Two years after the release of his acclaimed Charlie Parker project Bird Calls (ACT), saxophonist Rudresh Mahanthappa returns with his longstanding Indo-Pak Coalition for Agrima, a vinyl and download-only release that is a dazzling hybrid of Indian music and furious jazz-rock.
Besides Mahanthappa the group consists of guitarist Rez Abbasi and drummer/tablaist Dan Weiss, with the occasional bit of electronic enhancement floating in the background. Overall, the music is very tight and forceful. "Snap" best displays its general setup: Mahanthappa's alto snakes around wildly in the lead, as Abbasi accompanies him with deep, twangy low-register chords like Gabor Szabo; and Weiss percolates behind on tabla or trap drums. However, every other track adds different details to the template.
"Can-Did" is taken at a slower tempo with Abbasi's guitar getting an opportunity to really resonate. "Showcase" settles into a swaggering rock groove, with Mahanthappa playing slippery soul lines as Abbasi picks flinty rhythm chords, a sound that slowly slips into abstraction as glassy synthesizers appear in the background and Weiss switches from tabla to crashing drums.

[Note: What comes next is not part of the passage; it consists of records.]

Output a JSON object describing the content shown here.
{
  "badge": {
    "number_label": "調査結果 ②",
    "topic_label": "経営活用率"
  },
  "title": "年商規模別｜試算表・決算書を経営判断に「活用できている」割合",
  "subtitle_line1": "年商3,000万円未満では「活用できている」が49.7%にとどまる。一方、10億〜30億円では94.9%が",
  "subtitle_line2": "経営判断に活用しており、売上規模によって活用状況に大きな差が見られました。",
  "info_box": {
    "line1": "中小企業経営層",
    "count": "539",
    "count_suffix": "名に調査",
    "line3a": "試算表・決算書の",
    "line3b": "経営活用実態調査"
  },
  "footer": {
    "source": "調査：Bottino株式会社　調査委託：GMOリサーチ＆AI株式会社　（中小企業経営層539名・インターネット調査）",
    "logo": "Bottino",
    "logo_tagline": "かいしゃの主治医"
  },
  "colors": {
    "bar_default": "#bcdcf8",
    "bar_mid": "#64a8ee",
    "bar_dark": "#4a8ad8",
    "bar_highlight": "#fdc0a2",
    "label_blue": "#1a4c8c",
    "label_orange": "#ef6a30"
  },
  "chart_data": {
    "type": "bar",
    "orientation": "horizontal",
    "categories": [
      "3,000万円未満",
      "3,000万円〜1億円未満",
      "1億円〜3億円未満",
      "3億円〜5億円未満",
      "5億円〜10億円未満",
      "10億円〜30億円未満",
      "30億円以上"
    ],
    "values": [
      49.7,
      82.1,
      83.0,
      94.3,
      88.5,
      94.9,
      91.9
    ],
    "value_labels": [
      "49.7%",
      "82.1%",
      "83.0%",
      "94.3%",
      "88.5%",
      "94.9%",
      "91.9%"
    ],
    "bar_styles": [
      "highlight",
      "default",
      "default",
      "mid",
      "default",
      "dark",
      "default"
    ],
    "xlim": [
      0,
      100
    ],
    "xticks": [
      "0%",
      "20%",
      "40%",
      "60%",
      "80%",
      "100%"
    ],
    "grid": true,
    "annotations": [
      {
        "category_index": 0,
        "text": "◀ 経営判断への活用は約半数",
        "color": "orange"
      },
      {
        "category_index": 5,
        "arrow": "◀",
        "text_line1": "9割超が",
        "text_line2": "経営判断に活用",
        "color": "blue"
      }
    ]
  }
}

Synthesizers actually begin the title track playing a dizzying roller coaster melody with drum accompaniment. Then the rest of the trio joins in, following the synth lines before going unexpectedly into an Irish reel, with Mahanthappa dancing a jig in the foreground and Abbasi slamming wide power chords.
"Revati" starts with ghostly electronic sounds surrounding Abbasi's twisted guitar manipulations, before Mahanthappa bears in with a slow, serpentine melody that gets faster, as Abbasi comes down with heavy rock rhythm guitar. "Rasikapriya" and "Take-Turns" both begin with loops or cloudy abstractions, and go on to alto and guitar doing frantic solo tears that evoke vintage Mahavishnu Orchestra. The soul in Mahanthappa's tone is clear amidst all his rapid-fire buzzing, while Abbasi's dizzying runs are pure psychedelic rock. This release is enjoyable in itself but these guys sound like they had so much fun just creating this in a recording studio; how powerful they must sound in concert.